THE ART OF BETH ROSS IN DREAM CATCHER MAGAZINE, EXTRAPOLATED BY GREG MCGEE

Contemporary Painting and Poetry share the same source and demand the same conditions for production: composure. Poet John Peale Bishop nailed it with "The essential problem of living for the artist: to subject himself to enough disturbance to incite creation, and to attain the necessary serenity for creation." 

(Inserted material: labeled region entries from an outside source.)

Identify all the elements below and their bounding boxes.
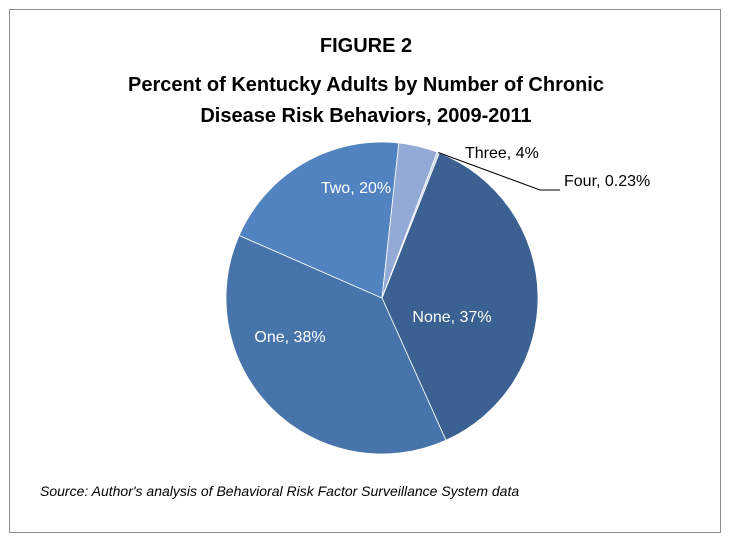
source-note: Source: Author's analysis of Behavioral … — [40, 483, 520, 499]
pie-slice-none — [381, 152, 539, 441]
data-label-two: Two, 20% — [321, 180, 391, 197]
data-label-three: Three, 4% — [465, 145, 539, 162]
data-label-none: None, 37% — [412, 309, 491, 326]
chart-title-line-3: Disease Risk Behaviors, 2009-2011 — [200, 105, 532, 127]
chart-title-line-2: Percent of Kentucky Adults by Number of … — [128, 74, 604, 96]
pie-slice-one — [225, 234, 447, 455]
chart-title-line-1: FIGURE 2 — [319, 35, 413, 57]
pie-slice-two — [238, 141, 400, 299]
data-label-four: Four, 0.23% — [564, 173, 650, 190]
leader-line-four — [438, 152, 560, 191]
data-label-one: One, 38% — [254, 329, 325, 346]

If creation is hard enough, sometimes asking the artist to explain the finished work is almost as hard.  Asking a poet is one thing, more difficult still is asking the painter, as very likely for the latter the initial inspiration was form, colour, and rhythm. Explaining that can be like dancing to architecture. At least the poet (or their critic) has at their disposal the very medium they use to impart their ever arriving meaning. The painter relies wholly on the visual experience of the viewer for connection. Any subsequent verbal vindication is dangerously reminiscent of the gibberish that increasingly haunts art criticism. Not everything needs an explanation or closure. HBO's Sopranos' finale works better as an open ended narrative rather than the conclusive shoot out so many viewers demanded. ITV's recent unmasking of Line of Duty's 'H' as the instantly forgettable Buckells was, to paraphrase T.S.Eliot, a whimper, not a bang. Even perennial fave Lord Byron bungled the last two lines of 'Beppo': "And greatly venerate our recent glories/ And wish they were not owing to the Tories''. A linguistic fade to black might have been better. 
With this in mind, the art of Beth Ross found herein works best with the soft gaze. As in Tai Chi, make space for possibility, don't focus on anything, and let the message arrive. Abstract Art may work in direct opposition to figurative visual elements but it is not this that identifies it: rather it is the experimentation, exuberance, and freedom to bring to the fore elements that hitherto might not have coalesced, as Beth Ross does so successfully. Her paintings are a riff on colour and memory, motherhood and travel, all underpinned with splintering geometry. The compositions have the courage of their convictions. They pulse towards you like light through stained glass windows and invite you to bring to the experience your own colours and memories. They might even inculcate the requisite composure to create your next poem.